Entrevista: pai da internet afirma que é difícil censurar a web
Por Daniela Braun editora do IDG Now!*
Publicada em 04 de dezembro de 2006 às 06h00
Atualizada em 04 de dezembro de 2006 às 11h26
A evolução da internet parece muito mais acelerada do que há poucos anos. O senhor tem essa impressão?
Sim, tenho. Temos visto, por exemplo, a colaboração científica evoluindo dramaticamente com a oferta de mais informações na rede. Experimentos físicos ou o projeto do genoma humano são exemplos e você pode ampliar isso a muitas áreas. Web 2.0 é mais um termo de marketing. Mas dispensando isso, podemos ver muitos serviços web viabilizando processos de negócios entre empresas. É uma forma diferente de colaboração, onde vemos empresas trocando informações de contas a pagar, pedidos de compra e muitas funções que podem interagir com fornecedores e clientes. O protocolos da internet permitem que isso seja cada vez mais automático. Parte do conceito de web 2.0 também envolve a colaboração nos negócios.

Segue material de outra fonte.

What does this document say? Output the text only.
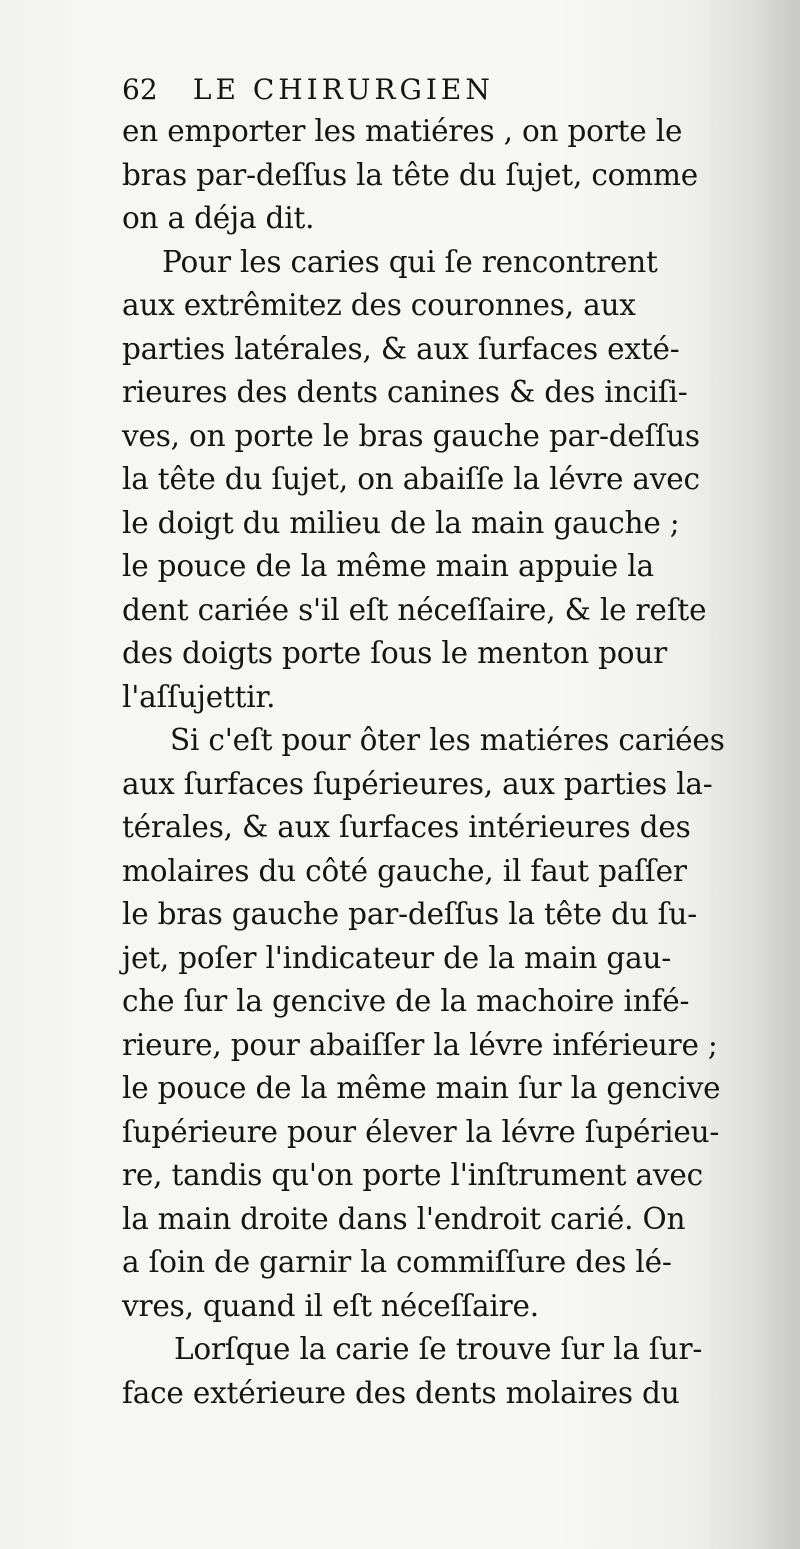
62 LE CHIRURGIEN
en emporter les matiéres , on porte le
bras par-deſſus la tête du ſujet, comme
on a déja dit.
Pour les caries qui ſe rencontrent
aux extrêmitez des couronnes, aux
parties latérales, & aux ſurfaces exté-
rieures des dents canines & des inciſi-
ves, on porte le bras gauche par-deſſus
la tête du ſujet, on abaiſſe la lévre avec
le doigt du milieu de la main gauche ;
le pouce de la même main appuie la
dent cariée s'il eſt néceſſaire, & le reſte
des doigts porte ſous le menton pour
l'aſſujettir.
Si c'eſt pour ôter les matiéres cariées
aux ſurfaces ſupérieures, aux parties la-
térales, & aux ſurfaces intérieures des
molaires du côté gauche, il faut paſſer
le bras gauche par-deſſus la tête du ſu-
jet, poſer l'indicateur de la main gau-
che ſur la gencive de la machoire infé-
rieure, pour abaiſſer la lévre inférieure ;
le pouce de la même main ſur la gencive
ſupérieure pour élever la lévre ſupérieu-
re, tandis qu'on porte l'inſtrument avec
la main droite dans l'endroit carié. On
a ſoin de garnir la commiſſure des lé-
vres, quand il eſt néceſſaire.
Lorſque la carie ſe trouve ſur la ſur-
face extérieure des dents molaires du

Órgãos como a ONU e a ITU estão se movimentando para ganhar espaço nas definições políticas relacionadas à internet. Isso pode modificar o papel do ICANN nos próximos anos?
Acompanhamos com muito interesse a conferência mundial da Sociedade da Informação. Muitos membros do ICANN participaram do encontro. Minha impressão é que muitas pessoas estão olhando a internet como numa ferramenta importante para o desenvolvimento econômico e cultural. O papel do ICANN está muito mais centrado nos aspectos tecnológicos da internet, principalmente no sistema de nomes de domínios, a alocação de endereços web, detalhes do protocolo da internet. Mas muitos destes aspectos envolvem políticas públicas.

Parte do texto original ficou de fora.